Ribose-seq uses the UMI in the adaptors for high-throughput sequencing which allows to perform deduplication of the sequencing reads, and thus providing for a more accurate detection of rNMP hotspots.

Ribose-seq is not specific to yeast cells; the technique could potentially be applied to any cell type from any species, making it a useful tool for elucidating the and location and pattern of rNMPs in most organisms.

Ribose-seq uses common laboratory equipment and reagents that are fairly easy to source, which makes it an accessible technique for use in many molecular biology laboratories.

===Limitations of ribose-seq===
Because it targets single rNMPs, ribose-seq cannot capture longer ribonucleotide tracts. Therefore, ribose-seq would not be an appropriate technique for mapping RNA primers or Okazaki fragments, which can be formed during DNA replication or breaks.

Ribose-seq takes about 4 days to prepare the rNMP libraries from the genomic DNA. The protocol is also relatively complex, requiring multiple steps.

==Complementary methods==
===Ribose-Map===
Ribose-Map is a bioinformatic tool for processing and analysis of large, complex rNMP raw sequencing datasets. Ribose-Map is compatible with ribose-seq, emRiboSeq, Pu-seq, Alk-HydEn-seq, and RHII-HydEn-seq. (see: Other Techniques for rNMP capture).

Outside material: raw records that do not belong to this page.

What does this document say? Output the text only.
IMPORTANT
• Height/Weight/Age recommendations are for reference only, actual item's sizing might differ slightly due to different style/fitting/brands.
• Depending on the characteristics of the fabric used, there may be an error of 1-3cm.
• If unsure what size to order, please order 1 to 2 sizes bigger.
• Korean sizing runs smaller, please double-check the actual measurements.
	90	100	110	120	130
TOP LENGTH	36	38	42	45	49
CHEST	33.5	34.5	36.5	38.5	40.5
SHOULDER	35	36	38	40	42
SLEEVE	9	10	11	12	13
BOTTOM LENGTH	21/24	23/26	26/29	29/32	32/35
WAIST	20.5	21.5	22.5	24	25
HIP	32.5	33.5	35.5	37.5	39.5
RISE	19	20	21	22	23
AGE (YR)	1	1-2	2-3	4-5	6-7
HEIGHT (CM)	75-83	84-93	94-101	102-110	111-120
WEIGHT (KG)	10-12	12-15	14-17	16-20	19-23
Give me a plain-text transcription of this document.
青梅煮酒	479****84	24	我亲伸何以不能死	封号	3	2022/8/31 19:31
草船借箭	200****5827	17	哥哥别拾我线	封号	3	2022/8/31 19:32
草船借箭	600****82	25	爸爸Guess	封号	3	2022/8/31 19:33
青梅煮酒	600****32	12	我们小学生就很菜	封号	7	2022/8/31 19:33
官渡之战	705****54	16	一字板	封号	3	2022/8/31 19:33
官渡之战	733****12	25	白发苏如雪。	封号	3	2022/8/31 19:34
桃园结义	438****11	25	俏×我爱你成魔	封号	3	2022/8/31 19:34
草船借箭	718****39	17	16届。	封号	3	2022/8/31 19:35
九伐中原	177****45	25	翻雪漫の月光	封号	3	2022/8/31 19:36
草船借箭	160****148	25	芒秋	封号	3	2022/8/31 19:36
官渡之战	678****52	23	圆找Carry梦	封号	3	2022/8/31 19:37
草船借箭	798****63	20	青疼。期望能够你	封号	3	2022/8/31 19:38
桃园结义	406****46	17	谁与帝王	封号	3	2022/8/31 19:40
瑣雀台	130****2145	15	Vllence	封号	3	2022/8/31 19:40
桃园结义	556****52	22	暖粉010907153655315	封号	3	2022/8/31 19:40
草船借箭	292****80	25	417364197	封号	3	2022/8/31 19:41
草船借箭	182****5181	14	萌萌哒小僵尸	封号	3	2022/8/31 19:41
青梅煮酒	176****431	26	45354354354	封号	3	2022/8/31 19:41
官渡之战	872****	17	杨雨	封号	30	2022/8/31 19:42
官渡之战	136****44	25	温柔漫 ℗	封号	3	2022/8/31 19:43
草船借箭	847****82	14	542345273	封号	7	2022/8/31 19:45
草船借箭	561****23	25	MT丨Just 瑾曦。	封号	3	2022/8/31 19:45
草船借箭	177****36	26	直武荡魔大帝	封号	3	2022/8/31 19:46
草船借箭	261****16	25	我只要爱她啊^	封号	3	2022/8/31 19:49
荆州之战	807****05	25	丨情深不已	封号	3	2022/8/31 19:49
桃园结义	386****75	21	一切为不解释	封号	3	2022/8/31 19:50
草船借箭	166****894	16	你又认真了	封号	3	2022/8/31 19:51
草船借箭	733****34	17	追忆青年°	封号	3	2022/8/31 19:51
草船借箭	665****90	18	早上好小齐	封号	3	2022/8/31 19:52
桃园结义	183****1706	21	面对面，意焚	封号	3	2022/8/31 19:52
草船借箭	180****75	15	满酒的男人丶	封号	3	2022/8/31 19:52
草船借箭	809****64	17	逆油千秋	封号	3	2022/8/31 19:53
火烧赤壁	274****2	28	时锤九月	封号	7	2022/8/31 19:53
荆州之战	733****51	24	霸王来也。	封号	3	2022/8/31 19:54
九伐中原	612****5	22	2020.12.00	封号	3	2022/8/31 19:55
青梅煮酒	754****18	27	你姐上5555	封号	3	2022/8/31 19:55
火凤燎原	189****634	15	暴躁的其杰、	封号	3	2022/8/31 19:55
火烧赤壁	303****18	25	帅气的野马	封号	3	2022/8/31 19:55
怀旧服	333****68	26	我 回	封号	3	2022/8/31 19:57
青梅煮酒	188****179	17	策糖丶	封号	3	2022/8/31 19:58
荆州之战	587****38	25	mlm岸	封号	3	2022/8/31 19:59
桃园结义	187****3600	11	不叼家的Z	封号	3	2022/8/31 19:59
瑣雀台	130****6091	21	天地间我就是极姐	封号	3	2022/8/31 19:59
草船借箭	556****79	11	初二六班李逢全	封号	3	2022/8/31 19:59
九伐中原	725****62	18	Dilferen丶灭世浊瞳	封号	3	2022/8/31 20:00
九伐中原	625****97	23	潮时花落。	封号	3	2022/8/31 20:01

===RESCOT (Restriction Enzyme Set and Combination Optimization Tools)===
RESCOT is a computational method that calculates the genomic coverage of RNMP-captured regions for a given choice of restriction enzymes and then optimize the RE sets and select the RE set with highest coverage to maximize rNMP capture rate.

==Other techniques for rNMP capture==
- emRiboSeq: Uses human RNase H2 and T4 Quick ligase to capture the deoxyribonucleotide upstream of the embedded rNMP from the 5′ side.
- RHII-HydEn-seq: Uses Escherichia coli RNase HII and T4 RNA ligase to capture the embedded rNMP from its 5′ side. RHII-HydEn-seq can also capture the DNA sequence terminated with an rNMP, and Okazaki fragments.
- Pu-seq: Uses alkaline conditions and T4 RNA ligase to capture the deoxyribonucleotide downstream of the embedded rNMP from the 3′ side. Can capture Okazaki fragments.
- Alk-HydEn-seq: Uses alkaline conditions and T4 RNA ligase to capture the deoxyribonucleotide downstream of the embedded rNMP from the 3′ side. Can also capture Okazaki fragments.
- RiSQ-seq (Ribonucleotide Scanning Quantification sequencing): Uses absolute quantification to capture the upstream neighbor deoxyribonucleotide of the rNMP.